Se è credibile che sarà di 4 euro il target price (prezzo obiettivo) di BPVi a cui pensa Atlante, che punta a un rendimento complessivo del 6% in un tempo tra i 5 e gli 8 anni fissati per la sua durata, il fattore moltiplicativo finale del suo investimento in capitale per, ad esempio, le azioni vicentine sarà di 8 volte se il prezzo di fissazione dell'Ipo sarà di 50 centesimi o di addirittura di circa 13 volte se i titoli partiranno in Borsa a 30 centesimi o giù di lì.
Questo grande margine di guadagno sul capitale, che sarebbe conseguibile (sottolineiamo doverosamente il condizionale per chi sta ragionando se inseguire Atlante e "puntare" o meno fiche sulle azioni biancorosse) a prezzo anche di una grande ristrutturazione, anche in termini di forza lavoro (il 50% in meno di quella attuale?), consente anche al fondo di essere "generoso" nel valutare le sofferenze (i Non Performing Loans, NPL) all'ipotizzato 30% del loro valore nominale e non a limiti più bassi come farebbe il mercato (dopo il 17,5% fissato drasticamente da Bankitalia per le 4 banche"fallite" il fondo Fortress offriva, prima di uscire dalla trattative, il 20%).
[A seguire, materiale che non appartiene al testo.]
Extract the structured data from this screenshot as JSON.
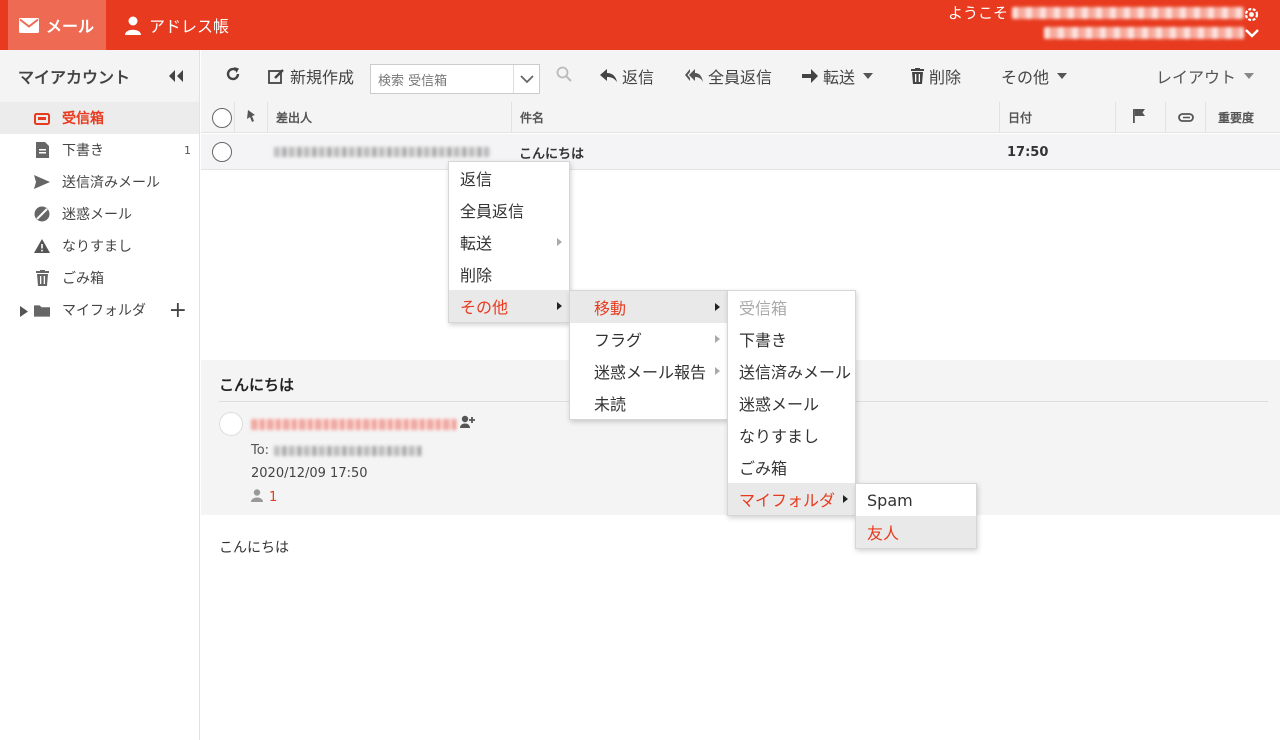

Un 10% in meno di guadagni (o in più di perdite) ipotizzabile sulle sofferenze miliardarie vicentine sarà ben poca cosa rispetto ai guadagni ipotizzabile sui suoi titoli in Borsa e, tra l'altro, abbasserà in bilancio le immediate e nuove perdite che deriveranno dal portare in conto le sue sofferenze non al 40% circa attuale ma a quel 30%, perdite da cui, se ridotte, deriveranno minori ulteriori esigenze di capitalizzazione, che verranno interrotte solo quando la banca tornerà a guadagnare.
E se la banca tornerà a fare utili: il "se" lo sottolineiamo non per mancanza di fiducia nel nuovo "gestore" Atlante, interessato a far funzionare la banca e non a usarla come strumento di potere a scapito di chi i soldi li aveva investiti su Zonin & c., ma per rispetto di chi in passato ha preso per buone le indicazioni di "buy" (compra) arrivate non solo dai funzionari della BPVi pagati anche per questo ma anche da certi media locali il cui unico interesse dovrebbe essere quello di informare correttamente i lettori.
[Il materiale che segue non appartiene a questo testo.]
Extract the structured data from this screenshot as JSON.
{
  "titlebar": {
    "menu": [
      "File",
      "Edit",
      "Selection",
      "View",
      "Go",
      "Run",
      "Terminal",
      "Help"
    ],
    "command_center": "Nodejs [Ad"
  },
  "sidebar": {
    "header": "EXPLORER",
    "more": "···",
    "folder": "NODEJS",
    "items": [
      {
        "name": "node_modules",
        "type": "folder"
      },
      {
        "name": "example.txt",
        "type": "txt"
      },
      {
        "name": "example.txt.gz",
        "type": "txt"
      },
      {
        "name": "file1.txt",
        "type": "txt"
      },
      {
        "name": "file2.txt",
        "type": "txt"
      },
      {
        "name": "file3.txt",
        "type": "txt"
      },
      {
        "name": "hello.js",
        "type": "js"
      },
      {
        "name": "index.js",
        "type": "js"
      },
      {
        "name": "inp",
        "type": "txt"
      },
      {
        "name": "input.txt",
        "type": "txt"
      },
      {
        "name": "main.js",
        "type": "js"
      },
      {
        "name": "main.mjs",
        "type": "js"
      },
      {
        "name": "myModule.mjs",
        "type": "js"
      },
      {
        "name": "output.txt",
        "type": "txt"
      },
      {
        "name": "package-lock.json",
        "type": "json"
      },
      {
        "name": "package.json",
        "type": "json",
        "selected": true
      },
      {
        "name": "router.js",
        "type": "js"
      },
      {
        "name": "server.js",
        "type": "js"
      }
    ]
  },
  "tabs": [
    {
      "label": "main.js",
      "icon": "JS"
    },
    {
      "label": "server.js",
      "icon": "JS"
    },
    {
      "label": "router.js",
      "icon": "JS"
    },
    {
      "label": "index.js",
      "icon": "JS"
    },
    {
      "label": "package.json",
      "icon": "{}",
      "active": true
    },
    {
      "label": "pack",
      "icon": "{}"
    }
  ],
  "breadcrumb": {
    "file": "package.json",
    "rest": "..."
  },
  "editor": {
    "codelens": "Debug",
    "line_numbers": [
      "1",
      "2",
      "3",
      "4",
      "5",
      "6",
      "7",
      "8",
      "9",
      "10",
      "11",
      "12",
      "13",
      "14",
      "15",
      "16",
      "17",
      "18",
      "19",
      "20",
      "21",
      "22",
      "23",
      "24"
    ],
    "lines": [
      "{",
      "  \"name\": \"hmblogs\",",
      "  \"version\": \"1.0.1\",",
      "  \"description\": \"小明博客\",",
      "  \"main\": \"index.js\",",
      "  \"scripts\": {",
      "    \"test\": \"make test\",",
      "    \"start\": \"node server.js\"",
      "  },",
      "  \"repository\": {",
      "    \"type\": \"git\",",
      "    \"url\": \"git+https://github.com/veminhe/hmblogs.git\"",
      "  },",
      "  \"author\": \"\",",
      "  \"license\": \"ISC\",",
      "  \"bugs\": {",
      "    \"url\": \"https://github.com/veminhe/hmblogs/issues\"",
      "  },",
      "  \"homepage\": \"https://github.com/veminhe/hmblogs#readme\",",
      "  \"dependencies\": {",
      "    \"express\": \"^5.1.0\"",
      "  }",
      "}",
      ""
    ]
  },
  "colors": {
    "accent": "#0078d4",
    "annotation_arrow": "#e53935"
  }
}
Media che, invitando a comprare, evidentemente o non capivano quello che abbiamo iniziato a capire anche noi dal 2010 o erano indotti in errore da interessi superiori, a quello dei lettori.
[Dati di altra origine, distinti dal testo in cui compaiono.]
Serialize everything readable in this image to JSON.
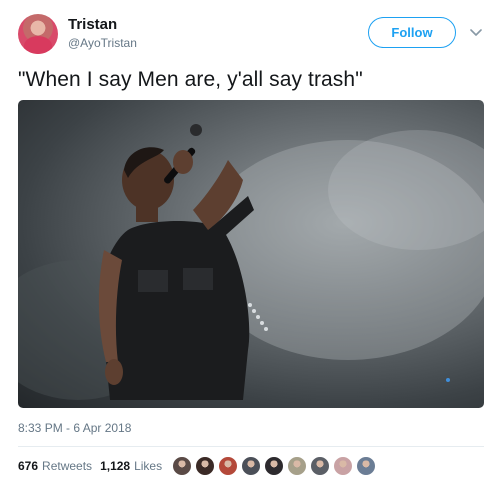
{
  "user": {
    "name": "Tristan",
    "handle": "@AyoTristan",
    "avatar_icon": "user-avatar"
  },
  "follow_button": {
    "label": "Follow"
  },
  "more_menu": {
    "icon": "chevron-down-icon"
  },
  "tweet": {
    "text": "\"When I say Men are, y'all say trash\"",
    "media": {
      "kind": "photo",
      "icon": "concert-photo"
    },
    "timestamp": "8:33 PM - 6 Apr 2018"
  },
  "stats": {
    "retweets_count": "676",
    "retweets_label": "Retweets",
    "likes_count": "1,128",
    "likes_label": "Likes"
  },
  "likers": {
    "count_shown": 9,
    "colors": [
      "#5a4a46",
      "#3b2a26",
      "#b4493a",
      "#4b4f58",
      "#2d2a2e",
      "#a6a08a",
      "#5b5f66",
      "#c9a2a4",
      "#6b7d95"
    ]
  },
  "colors": {
    "accent": "#1da1f2",
    "text": "#14171a",
    "muted": "#657786",
    "divider": "#e6ecf0"
  }
}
Target price di 4 euro grazie alla pulizia di altri buchi latenti e grazie alla redditività legata alla nuova gestione: questa è la scommessa su cui si dovrà riflettere.
A incoraggiare ci può essere il riassetto globale e in atto del sistema bancario italiano, quello su cui investe realmente Atlante, a scoraggiare possono essere i dubbi sul suo successo in questo periodo e, soprattutto per i 117.000 soci truffati, la mancanza reale di soldi per accettare il rischio, anche se facilmente più credibile dell'azzardo del re del vino.
Ad oggi non solo impunito ma apparentemente neanche "inseguito" dalla magistratura, per altro non certo pressata dai media locali e dalla mancata azione di responsabilità verso i responsabili del dissesto.